Три часа назад к этому благополучию добавился еще и отпуск. Это та июньская пора, когда чемпионат второй лиги по футболу вошел в стадию разгара и можно ходить на стадион и болеть за «Океан», думая лишь о том, как Кравченко будет проходить по своему правому краю, а не о том, как выстроить завтра процесс. Одним словом, было все...
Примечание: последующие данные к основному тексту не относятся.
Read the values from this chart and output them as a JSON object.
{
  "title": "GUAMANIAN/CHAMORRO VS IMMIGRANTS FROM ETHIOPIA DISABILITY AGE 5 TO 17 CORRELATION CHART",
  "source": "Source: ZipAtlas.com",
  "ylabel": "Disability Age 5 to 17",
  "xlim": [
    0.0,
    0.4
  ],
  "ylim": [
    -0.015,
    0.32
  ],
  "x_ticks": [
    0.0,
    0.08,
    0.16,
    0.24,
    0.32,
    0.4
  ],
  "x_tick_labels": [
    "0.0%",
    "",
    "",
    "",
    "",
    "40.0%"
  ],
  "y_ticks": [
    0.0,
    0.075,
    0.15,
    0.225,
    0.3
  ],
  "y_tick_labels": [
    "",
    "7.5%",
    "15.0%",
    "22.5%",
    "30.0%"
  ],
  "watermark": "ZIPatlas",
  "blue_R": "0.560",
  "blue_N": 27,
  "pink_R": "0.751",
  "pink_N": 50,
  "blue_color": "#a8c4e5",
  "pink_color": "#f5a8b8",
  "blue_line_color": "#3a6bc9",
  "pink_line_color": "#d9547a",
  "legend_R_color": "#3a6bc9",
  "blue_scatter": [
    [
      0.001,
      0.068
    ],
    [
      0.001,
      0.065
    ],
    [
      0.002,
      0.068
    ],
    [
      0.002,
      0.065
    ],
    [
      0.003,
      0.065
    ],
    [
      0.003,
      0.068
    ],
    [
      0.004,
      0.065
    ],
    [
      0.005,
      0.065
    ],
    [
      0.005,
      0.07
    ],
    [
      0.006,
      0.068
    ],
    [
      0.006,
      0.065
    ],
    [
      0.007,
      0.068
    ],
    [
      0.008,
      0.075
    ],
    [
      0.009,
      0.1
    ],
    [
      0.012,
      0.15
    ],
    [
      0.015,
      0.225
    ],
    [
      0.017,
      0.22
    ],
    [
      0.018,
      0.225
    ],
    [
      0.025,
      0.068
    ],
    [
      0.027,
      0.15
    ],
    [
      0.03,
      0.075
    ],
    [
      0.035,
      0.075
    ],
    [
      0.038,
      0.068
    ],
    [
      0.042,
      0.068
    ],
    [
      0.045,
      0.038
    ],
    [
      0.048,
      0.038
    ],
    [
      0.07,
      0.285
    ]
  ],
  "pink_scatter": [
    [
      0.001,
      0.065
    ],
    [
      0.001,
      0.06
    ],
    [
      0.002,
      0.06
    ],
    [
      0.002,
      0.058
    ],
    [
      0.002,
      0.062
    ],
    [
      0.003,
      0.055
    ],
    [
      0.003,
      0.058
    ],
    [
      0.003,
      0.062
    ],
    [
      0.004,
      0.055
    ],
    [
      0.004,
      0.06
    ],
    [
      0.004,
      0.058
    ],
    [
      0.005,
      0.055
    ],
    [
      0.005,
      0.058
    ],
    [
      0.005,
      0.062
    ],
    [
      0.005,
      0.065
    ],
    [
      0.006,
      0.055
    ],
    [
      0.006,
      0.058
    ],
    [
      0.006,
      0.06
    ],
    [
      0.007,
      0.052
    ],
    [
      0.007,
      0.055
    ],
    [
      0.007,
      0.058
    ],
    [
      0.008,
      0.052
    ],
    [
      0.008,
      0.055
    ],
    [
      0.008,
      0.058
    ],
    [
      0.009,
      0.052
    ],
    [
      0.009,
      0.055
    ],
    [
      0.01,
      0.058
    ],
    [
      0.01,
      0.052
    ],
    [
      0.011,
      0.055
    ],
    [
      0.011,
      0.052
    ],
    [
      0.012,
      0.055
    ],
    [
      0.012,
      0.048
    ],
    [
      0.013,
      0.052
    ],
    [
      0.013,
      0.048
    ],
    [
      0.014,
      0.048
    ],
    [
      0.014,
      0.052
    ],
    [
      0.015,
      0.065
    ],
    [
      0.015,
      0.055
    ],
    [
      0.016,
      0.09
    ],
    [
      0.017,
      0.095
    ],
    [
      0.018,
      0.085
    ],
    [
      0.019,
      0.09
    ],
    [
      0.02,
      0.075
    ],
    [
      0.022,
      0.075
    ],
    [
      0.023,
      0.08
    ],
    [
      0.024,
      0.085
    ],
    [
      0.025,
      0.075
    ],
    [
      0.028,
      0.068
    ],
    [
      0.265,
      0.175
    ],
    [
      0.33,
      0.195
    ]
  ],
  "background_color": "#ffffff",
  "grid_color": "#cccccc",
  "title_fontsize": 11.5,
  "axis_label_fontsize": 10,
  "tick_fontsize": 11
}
А полчаса назад случилось нечто, что перечеркнуло все планы, откатив спокойствие судьи даже не на исходные позиции, а на рубеж риска. Критический рубеж, после которого один лишь шаг назад, то есть ошибка, превратит все вышеперечисленное в прах. Выходя из «Волги» Вадима у его дома, куда они приехали, чтобы обсудить ситуацию, Антон чувствовал, как тяжелеют ноги. За один утренний час он устал гораздо сильнее, чем за вчерашний день, полностью проведенный в суде.
Расположившись на широком диване напротив телевизора, они вяло, словно неохотно, раскупорили по бутылке «Сокола» и стали поедать глазами экран. А на экране шло веселье. Струге, Пащенко и Хорошев пили коньяк, ели вкусную севрюжью икру стоимостью сто долларов за килограмм и разговаривали о прожитых днях и своих планах. Вот сейчас, когда Валька наливает Вадиму хванчкару, он говорит: «Попробуй, оно настоящее, девяностого года разлива». А Пащенко отвечает: «А на вкус такое же, как две тысячи второго». Смех. Да, смешно...
Единственное звуковое сопровождение, которое присутствовало на экране, было пение молодого кастрата из ресторанного «оркестра» репертуара русских шансонье. Разговора троих мужиков за богато уставленными снедью столиками слышно не было, но Струге помнил каждое слово. Вот сейчас Хорошев спросит: «А как у тебя в личном плане, Антон?» «Гораздо лучше, чем я предполагал», – ответит Антон. И снова смех. Идиотский, совершенно неоправданный смех при несмешных обстоятельствах, который имеет место быть лишь при подобных бестолковых встречах бывших школьных друзей.